The NHL, which not that many years ago wasn't being paid anything for national rights to its games (there was a revenue split) now has a U.S. TV deal worth around $200 million a year, which runs through 2021. The league does better in Canada, where it has a 12-year, $5.2 billion deal with Rogers Sportsnet (roughly $430 million a year). In the U.S., however, which is the market Nielsen examined in the report cited above, NBC is paying roughly $400 per hockey fan (though that cost is mitigated by the playoff audience, which rises to an average of 5.8 million during the Stanley Cup Finals.

Still, that's a very high rate per fan -- perhaps justified by their wealth -- compared to what the NFL takes in from its various TV partners. According to the Los Angeles Times, the NFL, as of 2014 will take in an average of $3.1 billion a year in television rights fees. With the league, according to Nielsen, averaging 17.4 million fans per televised game, that equates to rights-holders paying roughly $172 per football fan. Add in the Super Bowl, which this year drew 111.5 million fans, according to Nielsen, and the value per fan is much higher.

So, while hockey fans might be richer and NFL fans are certainly plentiful, TV networks are, in a sense, getting a deal on football rights.

TV needs sports

Sports is not only big business for the teams and leagues, it's huge business for the television industry. Sports, according to Nielsen's report, accounts for 1% of all television programming, but 7% of the total cost of pay-TV. ESPN leads the pack in this area, charging cable companies more than $5 per subscriber (deals vary by cable system), according to Forbes.

"ESPN charges a high fee per subscriber by tapping the demand for sports programming in the U.S," the Forbes article said. This demand is evident from the fact that other sports networks such as Fox Sports are also able to charge substantially higher fees per subscriber as compared to the regular cable networks such as Nickelodeon, MTV, TNT, TBS, and The Disney Channel.

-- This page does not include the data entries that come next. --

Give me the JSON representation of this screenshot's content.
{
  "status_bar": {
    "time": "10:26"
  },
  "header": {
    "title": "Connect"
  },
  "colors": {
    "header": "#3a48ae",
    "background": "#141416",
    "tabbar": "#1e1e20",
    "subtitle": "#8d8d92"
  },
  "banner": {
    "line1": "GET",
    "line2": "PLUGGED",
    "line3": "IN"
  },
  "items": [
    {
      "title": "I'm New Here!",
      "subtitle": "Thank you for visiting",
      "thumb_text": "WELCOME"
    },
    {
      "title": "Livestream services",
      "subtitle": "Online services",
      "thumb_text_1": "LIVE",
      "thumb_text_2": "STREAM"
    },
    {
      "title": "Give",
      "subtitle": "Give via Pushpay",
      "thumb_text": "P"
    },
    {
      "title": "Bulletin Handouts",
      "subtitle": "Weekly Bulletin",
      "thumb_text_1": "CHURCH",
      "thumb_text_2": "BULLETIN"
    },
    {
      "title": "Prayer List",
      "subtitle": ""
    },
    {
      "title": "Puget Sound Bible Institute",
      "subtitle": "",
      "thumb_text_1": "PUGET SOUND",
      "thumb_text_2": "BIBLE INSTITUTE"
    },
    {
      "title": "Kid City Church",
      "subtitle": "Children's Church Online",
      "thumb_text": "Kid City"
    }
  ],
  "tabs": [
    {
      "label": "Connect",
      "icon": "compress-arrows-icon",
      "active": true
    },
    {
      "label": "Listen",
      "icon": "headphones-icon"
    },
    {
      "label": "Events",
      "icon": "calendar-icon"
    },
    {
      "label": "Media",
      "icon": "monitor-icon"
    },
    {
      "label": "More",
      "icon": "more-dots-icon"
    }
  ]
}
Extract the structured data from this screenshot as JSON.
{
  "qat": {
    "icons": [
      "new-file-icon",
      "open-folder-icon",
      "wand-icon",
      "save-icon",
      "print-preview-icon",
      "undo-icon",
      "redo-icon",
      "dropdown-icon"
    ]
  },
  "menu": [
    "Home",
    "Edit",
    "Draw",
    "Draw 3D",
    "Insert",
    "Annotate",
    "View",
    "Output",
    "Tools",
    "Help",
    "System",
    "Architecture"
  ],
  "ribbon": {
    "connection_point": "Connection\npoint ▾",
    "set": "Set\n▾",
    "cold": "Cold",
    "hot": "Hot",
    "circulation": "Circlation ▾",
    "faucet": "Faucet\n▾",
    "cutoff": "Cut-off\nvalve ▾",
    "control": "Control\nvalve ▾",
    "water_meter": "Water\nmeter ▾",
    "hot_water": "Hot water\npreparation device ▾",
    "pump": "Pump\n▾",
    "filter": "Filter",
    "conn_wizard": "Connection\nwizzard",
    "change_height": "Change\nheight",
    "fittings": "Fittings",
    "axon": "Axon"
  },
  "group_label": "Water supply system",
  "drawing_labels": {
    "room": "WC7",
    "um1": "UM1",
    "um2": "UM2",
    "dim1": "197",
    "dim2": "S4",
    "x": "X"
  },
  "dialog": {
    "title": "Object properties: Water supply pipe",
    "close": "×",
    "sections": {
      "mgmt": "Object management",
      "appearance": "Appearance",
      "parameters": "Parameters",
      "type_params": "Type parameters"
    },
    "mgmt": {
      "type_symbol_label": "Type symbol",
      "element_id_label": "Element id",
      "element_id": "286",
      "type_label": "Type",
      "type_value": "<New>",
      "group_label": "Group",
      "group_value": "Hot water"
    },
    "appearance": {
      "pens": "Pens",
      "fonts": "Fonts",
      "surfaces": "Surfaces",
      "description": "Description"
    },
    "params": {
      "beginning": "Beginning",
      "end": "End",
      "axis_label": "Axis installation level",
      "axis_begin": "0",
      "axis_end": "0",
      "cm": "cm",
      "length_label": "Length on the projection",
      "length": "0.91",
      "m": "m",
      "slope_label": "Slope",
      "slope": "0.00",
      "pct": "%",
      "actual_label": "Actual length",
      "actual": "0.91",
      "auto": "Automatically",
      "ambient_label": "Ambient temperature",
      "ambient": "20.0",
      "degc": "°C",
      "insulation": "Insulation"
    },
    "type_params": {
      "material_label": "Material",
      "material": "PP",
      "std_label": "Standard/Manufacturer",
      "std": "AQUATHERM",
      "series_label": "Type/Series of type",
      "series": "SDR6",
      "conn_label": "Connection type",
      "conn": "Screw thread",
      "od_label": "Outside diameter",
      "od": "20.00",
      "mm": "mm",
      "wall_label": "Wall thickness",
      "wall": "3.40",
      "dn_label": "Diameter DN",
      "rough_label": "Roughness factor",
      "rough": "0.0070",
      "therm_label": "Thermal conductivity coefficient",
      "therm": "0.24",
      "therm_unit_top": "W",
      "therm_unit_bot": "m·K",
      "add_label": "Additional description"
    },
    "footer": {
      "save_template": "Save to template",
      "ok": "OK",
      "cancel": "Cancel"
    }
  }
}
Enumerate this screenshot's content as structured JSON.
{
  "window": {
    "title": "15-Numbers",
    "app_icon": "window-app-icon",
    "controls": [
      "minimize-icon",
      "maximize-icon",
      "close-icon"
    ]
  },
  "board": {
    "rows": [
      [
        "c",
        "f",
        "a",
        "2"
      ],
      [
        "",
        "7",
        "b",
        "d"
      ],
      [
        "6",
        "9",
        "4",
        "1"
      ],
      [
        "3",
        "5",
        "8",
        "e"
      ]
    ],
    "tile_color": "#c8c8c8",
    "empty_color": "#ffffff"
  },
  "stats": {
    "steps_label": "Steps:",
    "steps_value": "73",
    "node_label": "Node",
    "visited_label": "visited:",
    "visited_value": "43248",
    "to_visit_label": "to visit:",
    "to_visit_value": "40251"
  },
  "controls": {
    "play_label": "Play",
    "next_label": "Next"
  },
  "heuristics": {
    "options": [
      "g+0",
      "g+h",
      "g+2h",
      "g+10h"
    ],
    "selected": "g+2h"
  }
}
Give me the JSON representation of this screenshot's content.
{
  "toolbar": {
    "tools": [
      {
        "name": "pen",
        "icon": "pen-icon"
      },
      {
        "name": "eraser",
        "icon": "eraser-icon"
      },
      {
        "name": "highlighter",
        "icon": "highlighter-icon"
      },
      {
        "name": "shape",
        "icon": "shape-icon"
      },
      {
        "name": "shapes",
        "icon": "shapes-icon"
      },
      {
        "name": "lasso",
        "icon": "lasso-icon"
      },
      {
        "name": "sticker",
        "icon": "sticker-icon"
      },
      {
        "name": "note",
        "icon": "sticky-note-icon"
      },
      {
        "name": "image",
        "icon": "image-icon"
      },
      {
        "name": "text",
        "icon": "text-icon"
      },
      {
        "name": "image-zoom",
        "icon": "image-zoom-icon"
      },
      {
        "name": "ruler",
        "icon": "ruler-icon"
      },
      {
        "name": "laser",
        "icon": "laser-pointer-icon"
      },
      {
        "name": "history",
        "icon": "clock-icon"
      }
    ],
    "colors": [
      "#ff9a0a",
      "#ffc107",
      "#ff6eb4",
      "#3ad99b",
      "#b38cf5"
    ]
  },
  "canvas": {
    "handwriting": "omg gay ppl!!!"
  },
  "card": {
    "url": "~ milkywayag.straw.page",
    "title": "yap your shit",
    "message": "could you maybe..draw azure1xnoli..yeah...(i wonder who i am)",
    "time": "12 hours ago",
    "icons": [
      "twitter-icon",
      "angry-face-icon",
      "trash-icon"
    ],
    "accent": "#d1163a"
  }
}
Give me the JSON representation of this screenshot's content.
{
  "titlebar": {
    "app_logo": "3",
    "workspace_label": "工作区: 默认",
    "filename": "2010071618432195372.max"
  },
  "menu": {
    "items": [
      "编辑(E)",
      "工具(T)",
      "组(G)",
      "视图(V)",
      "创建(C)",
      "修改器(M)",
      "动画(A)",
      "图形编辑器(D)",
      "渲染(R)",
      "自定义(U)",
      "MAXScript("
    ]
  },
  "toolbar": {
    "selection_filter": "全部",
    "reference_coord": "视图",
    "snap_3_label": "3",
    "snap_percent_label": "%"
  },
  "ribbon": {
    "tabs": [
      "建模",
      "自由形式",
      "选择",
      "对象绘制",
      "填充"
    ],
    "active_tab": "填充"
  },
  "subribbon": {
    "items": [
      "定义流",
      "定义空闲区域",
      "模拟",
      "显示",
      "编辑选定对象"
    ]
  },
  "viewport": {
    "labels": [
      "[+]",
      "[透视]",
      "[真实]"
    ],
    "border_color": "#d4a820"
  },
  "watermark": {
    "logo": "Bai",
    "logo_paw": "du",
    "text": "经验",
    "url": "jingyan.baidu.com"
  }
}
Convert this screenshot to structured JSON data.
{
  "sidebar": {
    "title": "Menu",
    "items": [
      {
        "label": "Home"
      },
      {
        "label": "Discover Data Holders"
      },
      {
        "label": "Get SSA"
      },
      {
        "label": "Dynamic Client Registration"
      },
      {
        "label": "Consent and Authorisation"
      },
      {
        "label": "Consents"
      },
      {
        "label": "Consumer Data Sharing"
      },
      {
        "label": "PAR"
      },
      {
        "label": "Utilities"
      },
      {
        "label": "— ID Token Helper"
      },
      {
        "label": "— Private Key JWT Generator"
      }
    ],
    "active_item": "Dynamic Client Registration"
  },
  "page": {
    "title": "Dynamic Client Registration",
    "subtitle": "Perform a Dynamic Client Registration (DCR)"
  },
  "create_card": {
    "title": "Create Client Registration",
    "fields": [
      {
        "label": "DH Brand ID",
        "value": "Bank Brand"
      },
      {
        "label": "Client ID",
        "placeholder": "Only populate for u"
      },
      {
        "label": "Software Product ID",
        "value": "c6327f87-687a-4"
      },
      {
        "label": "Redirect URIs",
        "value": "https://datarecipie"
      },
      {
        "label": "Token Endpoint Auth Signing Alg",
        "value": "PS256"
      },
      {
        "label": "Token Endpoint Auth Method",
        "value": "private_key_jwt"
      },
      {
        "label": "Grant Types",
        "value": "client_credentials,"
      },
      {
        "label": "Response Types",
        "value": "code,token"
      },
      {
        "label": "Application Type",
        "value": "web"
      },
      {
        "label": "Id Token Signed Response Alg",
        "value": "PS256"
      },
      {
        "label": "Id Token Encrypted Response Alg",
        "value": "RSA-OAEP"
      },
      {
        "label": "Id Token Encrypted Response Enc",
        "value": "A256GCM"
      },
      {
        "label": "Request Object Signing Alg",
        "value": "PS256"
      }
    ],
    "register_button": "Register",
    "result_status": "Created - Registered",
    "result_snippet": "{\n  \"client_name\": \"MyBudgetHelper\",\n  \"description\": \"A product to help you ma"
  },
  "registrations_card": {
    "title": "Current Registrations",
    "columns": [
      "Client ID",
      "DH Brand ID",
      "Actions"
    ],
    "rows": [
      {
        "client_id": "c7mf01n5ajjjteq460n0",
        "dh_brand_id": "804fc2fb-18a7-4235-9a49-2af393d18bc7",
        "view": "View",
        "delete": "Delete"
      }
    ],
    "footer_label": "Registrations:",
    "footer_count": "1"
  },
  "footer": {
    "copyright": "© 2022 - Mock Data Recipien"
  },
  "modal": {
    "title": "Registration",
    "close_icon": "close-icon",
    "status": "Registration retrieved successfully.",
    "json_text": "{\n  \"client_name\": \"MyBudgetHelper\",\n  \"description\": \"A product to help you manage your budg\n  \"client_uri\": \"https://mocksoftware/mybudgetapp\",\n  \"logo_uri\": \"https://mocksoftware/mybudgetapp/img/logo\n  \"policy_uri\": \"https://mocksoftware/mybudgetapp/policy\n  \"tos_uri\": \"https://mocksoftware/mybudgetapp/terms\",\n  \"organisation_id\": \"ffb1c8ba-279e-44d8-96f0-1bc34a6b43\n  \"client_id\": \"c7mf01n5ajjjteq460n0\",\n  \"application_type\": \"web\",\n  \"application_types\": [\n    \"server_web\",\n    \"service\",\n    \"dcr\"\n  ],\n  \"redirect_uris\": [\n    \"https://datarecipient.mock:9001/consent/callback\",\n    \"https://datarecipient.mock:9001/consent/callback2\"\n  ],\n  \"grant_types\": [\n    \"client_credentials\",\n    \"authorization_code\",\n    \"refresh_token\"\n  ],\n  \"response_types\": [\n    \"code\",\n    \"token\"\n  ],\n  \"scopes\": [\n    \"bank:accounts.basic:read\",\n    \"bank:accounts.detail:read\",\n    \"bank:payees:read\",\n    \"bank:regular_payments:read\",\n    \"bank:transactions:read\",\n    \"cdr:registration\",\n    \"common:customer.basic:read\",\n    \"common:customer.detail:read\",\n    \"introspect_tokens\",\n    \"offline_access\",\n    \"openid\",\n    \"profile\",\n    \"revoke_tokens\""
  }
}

Live sports is also one of the draws keeping cable customers from dropping their subscriptions and switching to a service like Netflix (NASDAQ: NFLX).

Can it end?

While the value of sports rights has gone up because live sports are generally considered the one thing that is DVR-proof, the average cable customer (whether you watch or not) can be sure that the networks will not be bearing these costs alone.

Sports fees paid by cable, satellite, and telco TV companies are on pace to increase 12% in 2013, to $17.2 billion, according to research firm SNL Kagan as reported by Variety.

These increases will ultimately lead non-sports fans forced to pay for programming they don't watch to drop their cable subscriptions. That will then force cable companies to spread the cost of live sports over even fewer customers, forcing some of them to leave, which might ultimately halt the cycle.

"When you see upstream rights deals increase by multiples, that's a formula that is unworkable for consumers," DirecTV Chief Content Officer Dan York told Variety. "At the end of the day, the money that ends up in the pockets of the athletes, (team) owners, and networks — it comes out of the pockets of the fans and nonfans."